Participants who are unable to complete their returns by 31 March can apply for an extension of up to 20 working days to submit their return, however this needs to be done by the 31 March reporting deadline. The EPA cannot extend the date for surrender obligations.
The EPA’s General Manager for Compliance, Monitoring and Enforcement, Gayle Holmes, says changes to the ETS, through the Climate Change Response (Emissions Trading Reform) Amendment Act 2020, became law last June. If participants fail to file their returns on time, and surrender or repay units by the due date, or provide incorrect information, new penalties may apply.
She says, “If you don’t meet your obligations, there are new penalties which will have financial impacts. For some participants the penalty may be substantial and we do not have discretion to apply any penalty reductions to these.”
Gayle Holmes says that’s why people need to stay up-to-date with their filing and on top of their obligations under the CCRA.
“How penalties are calculated are now prescribed by the Act. A person’s level of culpability and voluntarily disclosure of a failure or error are factors that will determine the ‘culpability factor’ to be applied to the penalty amount. It is in an organisations best interest to let us know promptly if they have made a mistake.”

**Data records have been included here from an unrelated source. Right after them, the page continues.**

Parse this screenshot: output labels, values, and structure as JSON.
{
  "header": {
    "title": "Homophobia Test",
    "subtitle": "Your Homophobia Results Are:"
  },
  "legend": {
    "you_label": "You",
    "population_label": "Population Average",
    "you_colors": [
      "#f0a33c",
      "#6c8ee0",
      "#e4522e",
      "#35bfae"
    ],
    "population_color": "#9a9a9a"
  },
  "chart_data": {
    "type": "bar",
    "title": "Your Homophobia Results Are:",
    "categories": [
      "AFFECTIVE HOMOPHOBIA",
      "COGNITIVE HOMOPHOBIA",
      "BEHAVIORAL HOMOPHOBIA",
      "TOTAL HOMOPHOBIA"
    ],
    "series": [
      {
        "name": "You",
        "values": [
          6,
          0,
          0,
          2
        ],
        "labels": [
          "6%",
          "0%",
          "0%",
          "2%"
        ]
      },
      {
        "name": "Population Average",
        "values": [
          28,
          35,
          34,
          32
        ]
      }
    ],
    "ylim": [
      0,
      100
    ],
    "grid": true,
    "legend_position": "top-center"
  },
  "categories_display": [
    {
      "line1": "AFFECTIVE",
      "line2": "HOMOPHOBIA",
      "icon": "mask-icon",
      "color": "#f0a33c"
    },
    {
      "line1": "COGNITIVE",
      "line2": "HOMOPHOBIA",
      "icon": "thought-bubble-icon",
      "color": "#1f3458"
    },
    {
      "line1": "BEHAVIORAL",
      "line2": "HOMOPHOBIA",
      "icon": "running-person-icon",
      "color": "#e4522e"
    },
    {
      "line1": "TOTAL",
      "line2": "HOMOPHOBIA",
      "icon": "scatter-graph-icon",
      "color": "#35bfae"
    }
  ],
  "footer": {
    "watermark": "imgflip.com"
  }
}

In addition to penalties, there are a number of offences relating to failure to comply with provisions in the Act, including collecting data, keeping records and submitting an emission return by the due date.
Like the Income Tax regime, the ETS is ‘enabling’, in that people are able to do things for themselves. People register themselves, assess their own obligations, and then do their own reporting.
The ETS is New Zealand’s primary tool for reducing carbon emissions. The amendments, which came into effect last year, have provided the EPA with a wider range of compliance tools to help manage and maintain the integrity of the Scheme, and will improve certainty for businesses, make the Scheme more accessible and improve its administration. These changes will help New Zealand reach its greenhouse gas emissions reduction targets, moving New Zealand towards being a sustainable and low emission economy.